Même talent. Mêmes modèles. Même budget. La seule variable est l’architecture choisie au départ. Cet écart a désormais un nom. Appelez cela le frein architectural, le poids cumulé qu’une pile fragmentée impose à chaque équipe qui tente d’intégrer l’IA.
De nouvelles recherches de l’IDC, commandées par MongoDB et menées dans 1 400 organisations dans huit marchés de la région Asie-Pacifique, indiquent que 43 % des équipes considèrent que les architectures existantes constituent un obstacle majeur. Par ailleurs, IDC prévoit que les équipes qui ne parviennent pas à résorber leur dette technique verront le taux d'échec de leurs projets d'IA augmenter de 50 % d'ici 2027.
« La partie la plus difficile de l'exécution d'agents en production n'est pas le modèle. C’est la couche de données sous-jacente. »

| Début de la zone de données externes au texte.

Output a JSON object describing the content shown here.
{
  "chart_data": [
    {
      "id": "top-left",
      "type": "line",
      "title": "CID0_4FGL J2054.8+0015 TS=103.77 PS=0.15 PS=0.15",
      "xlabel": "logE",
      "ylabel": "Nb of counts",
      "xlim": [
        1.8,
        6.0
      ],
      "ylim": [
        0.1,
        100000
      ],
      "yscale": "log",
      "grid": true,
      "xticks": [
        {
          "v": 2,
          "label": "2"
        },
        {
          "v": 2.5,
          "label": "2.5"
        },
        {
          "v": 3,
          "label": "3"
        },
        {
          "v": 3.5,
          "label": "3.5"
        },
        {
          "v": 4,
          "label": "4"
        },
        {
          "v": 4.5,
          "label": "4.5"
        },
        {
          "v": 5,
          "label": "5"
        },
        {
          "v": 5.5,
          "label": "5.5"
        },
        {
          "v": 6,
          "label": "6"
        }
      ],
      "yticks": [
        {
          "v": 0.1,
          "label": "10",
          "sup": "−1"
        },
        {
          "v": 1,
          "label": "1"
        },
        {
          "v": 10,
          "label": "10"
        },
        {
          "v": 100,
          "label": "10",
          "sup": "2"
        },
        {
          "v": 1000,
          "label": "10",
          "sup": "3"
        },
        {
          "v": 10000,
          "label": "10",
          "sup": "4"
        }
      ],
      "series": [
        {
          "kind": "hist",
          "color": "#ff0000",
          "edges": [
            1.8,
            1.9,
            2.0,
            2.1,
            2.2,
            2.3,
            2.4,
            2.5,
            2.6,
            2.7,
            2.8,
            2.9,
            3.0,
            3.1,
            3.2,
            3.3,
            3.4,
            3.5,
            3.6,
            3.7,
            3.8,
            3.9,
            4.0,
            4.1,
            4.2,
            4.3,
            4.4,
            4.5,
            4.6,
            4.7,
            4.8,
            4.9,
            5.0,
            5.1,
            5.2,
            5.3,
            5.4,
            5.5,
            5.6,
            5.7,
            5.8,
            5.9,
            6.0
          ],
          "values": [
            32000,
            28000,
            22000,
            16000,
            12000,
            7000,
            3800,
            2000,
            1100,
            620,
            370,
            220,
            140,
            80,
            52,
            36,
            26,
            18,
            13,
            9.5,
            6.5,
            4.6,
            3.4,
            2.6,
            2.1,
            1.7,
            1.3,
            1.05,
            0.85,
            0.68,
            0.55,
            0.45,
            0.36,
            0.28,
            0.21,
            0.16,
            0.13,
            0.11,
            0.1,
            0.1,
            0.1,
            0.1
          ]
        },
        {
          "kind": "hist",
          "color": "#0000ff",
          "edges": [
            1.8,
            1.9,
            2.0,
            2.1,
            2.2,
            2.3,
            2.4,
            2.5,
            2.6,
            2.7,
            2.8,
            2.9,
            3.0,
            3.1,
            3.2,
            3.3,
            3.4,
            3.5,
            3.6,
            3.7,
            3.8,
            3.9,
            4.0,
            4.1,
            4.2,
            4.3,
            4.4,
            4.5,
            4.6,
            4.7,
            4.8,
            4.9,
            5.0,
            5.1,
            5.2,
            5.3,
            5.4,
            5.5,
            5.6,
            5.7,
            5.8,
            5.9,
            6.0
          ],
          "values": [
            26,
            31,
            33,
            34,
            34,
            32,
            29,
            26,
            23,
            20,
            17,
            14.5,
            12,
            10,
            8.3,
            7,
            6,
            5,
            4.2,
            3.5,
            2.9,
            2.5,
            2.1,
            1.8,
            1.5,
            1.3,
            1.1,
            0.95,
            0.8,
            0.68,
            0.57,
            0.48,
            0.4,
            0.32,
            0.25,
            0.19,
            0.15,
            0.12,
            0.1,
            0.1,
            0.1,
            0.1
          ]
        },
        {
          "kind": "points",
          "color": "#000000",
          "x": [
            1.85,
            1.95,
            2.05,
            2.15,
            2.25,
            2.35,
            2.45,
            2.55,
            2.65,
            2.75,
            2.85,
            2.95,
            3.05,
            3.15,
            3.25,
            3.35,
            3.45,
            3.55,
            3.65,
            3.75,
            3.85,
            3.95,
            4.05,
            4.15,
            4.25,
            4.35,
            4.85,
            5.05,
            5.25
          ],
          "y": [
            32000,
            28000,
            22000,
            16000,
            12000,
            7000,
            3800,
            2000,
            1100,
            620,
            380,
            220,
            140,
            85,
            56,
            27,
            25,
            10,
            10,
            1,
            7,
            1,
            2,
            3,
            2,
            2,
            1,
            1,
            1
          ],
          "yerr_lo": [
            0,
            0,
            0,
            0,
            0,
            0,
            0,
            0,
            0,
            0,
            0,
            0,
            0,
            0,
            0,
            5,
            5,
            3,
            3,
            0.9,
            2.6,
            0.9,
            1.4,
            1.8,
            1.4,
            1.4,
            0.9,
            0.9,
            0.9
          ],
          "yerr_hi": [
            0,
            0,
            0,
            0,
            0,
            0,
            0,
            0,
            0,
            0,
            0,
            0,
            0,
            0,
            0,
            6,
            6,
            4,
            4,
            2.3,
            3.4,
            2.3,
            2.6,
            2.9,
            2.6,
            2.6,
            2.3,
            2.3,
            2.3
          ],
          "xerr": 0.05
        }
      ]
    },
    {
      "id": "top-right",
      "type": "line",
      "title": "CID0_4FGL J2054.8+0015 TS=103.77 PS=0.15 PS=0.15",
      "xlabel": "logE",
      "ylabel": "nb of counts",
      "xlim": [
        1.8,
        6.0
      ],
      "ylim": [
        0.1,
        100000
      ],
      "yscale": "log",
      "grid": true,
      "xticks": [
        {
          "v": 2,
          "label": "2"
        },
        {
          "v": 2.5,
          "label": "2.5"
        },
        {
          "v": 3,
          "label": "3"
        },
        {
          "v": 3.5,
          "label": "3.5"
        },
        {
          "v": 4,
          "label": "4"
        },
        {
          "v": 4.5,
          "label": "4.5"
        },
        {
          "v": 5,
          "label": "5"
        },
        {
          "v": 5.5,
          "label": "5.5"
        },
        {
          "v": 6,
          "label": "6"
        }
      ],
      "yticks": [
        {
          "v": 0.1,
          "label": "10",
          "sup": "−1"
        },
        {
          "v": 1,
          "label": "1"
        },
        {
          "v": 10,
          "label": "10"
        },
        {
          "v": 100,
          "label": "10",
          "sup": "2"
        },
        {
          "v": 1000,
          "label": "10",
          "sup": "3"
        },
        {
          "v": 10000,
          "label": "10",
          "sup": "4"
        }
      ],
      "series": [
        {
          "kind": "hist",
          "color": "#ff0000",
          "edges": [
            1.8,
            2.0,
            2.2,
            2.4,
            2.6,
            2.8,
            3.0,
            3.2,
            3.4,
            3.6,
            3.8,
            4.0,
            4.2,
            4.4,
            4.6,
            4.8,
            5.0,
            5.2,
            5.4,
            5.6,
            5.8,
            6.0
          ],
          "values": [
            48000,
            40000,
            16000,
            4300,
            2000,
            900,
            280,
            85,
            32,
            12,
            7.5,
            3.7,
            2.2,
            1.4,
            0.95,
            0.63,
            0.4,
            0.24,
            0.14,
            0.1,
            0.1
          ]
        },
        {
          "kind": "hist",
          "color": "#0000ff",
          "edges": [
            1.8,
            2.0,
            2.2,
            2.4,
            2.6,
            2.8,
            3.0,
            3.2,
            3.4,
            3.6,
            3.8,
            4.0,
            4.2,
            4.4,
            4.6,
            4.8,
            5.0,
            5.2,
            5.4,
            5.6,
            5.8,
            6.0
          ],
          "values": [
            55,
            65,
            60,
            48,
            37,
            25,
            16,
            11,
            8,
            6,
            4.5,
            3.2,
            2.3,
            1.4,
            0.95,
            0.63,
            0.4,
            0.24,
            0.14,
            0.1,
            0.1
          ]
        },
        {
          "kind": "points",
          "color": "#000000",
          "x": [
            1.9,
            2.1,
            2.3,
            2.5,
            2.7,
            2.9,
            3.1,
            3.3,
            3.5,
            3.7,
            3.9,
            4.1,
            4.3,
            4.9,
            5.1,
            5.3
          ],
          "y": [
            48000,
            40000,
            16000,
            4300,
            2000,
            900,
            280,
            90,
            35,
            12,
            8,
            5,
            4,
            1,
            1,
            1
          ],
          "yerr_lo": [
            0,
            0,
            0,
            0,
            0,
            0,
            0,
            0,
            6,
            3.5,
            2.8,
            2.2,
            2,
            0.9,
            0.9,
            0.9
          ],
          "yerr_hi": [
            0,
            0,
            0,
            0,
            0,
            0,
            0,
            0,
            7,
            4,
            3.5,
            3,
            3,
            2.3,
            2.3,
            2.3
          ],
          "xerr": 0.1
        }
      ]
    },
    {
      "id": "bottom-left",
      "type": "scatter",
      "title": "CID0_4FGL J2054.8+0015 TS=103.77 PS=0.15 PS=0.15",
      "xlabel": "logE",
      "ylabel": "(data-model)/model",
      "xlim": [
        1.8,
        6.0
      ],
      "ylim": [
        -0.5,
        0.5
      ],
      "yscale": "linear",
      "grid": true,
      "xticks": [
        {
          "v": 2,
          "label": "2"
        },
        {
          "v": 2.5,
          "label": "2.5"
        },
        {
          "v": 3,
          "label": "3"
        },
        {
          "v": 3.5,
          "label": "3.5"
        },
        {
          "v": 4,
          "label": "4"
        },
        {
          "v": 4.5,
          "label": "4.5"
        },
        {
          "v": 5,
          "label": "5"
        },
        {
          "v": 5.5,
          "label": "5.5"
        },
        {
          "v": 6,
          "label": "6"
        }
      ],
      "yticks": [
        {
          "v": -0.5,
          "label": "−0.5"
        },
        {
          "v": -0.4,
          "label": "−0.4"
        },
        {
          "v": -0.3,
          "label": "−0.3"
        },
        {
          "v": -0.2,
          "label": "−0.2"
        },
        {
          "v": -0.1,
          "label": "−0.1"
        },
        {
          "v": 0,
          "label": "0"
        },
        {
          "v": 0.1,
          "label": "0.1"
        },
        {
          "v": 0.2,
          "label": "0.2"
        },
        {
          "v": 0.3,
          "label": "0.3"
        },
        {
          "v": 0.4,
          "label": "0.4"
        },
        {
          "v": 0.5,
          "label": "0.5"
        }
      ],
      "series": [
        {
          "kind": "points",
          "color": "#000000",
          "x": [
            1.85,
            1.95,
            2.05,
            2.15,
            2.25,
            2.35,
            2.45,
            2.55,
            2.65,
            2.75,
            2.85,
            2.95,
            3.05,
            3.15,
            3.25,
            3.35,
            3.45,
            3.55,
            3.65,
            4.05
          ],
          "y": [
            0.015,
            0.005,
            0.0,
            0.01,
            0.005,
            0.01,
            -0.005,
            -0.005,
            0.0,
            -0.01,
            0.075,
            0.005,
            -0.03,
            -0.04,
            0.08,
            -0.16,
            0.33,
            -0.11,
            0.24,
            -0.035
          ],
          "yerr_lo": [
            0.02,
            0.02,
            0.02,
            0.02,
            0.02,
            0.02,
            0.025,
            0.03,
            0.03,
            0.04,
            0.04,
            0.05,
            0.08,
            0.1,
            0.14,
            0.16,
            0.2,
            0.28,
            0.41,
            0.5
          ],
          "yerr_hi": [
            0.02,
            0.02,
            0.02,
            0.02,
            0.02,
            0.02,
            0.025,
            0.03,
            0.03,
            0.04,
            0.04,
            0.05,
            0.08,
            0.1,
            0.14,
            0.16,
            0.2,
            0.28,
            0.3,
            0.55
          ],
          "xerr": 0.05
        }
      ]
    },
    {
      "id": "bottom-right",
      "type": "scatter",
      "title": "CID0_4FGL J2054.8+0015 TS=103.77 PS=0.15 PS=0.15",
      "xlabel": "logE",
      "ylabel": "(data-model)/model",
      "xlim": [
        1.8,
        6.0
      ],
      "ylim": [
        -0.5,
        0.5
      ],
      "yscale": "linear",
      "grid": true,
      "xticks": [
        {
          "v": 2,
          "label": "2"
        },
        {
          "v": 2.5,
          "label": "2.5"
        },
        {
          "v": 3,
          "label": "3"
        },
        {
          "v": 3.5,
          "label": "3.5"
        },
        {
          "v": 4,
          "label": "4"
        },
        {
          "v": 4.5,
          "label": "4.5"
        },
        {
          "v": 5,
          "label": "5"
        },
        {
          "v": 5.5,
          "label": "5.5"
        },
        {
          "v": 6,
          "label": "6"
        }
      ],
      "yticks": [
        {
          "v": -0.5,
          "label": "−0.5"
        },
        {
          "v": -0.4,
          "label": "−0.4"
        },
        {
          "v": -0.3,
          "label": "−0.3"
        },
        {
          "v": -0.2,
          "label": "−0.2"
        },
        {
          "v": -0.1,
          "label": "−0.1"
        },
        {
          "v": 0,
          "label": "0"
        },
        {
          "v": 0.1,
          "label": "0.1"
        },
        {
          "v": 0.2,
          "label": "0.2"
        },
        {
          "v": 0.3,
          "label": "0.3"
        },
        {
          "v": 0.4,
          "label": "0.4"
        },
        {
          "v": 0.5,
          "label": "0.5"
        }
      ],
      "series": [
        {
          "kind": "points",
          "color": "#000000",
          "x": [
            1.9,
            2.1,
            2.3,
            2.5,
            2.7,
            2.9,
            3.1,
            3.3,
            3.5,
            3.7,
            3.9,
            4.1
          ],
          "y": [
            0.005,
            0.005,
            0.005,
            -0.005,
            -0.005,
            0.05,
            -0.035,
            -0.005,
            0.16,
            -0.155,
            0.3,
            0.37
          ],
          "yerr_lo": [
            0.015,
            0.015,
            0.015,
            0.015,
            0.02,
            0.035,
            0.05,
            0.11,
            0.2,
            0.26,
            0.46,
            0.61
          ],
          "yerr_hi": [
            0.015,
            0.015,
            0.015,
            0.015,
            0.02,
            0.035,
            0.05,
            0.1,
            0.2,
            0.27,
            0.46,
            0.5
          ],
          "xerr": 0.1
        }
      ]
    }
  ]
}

— CJ Desai, président et CEO de MongoDB
Selon Deloitte, 89 % des entreprises sont toujours bloquées dans des boucles pilotes. Seulement 11 % utilisent des systèmes agentiques en production. Le goulot d'étranglement provient rarement du modèle d'IA lui-même. Celui-ci provient de la sécurité verrouillée dans le back-end, de pistes d'audit non planifiées et de données en temps réel arrivant avec un léger retard.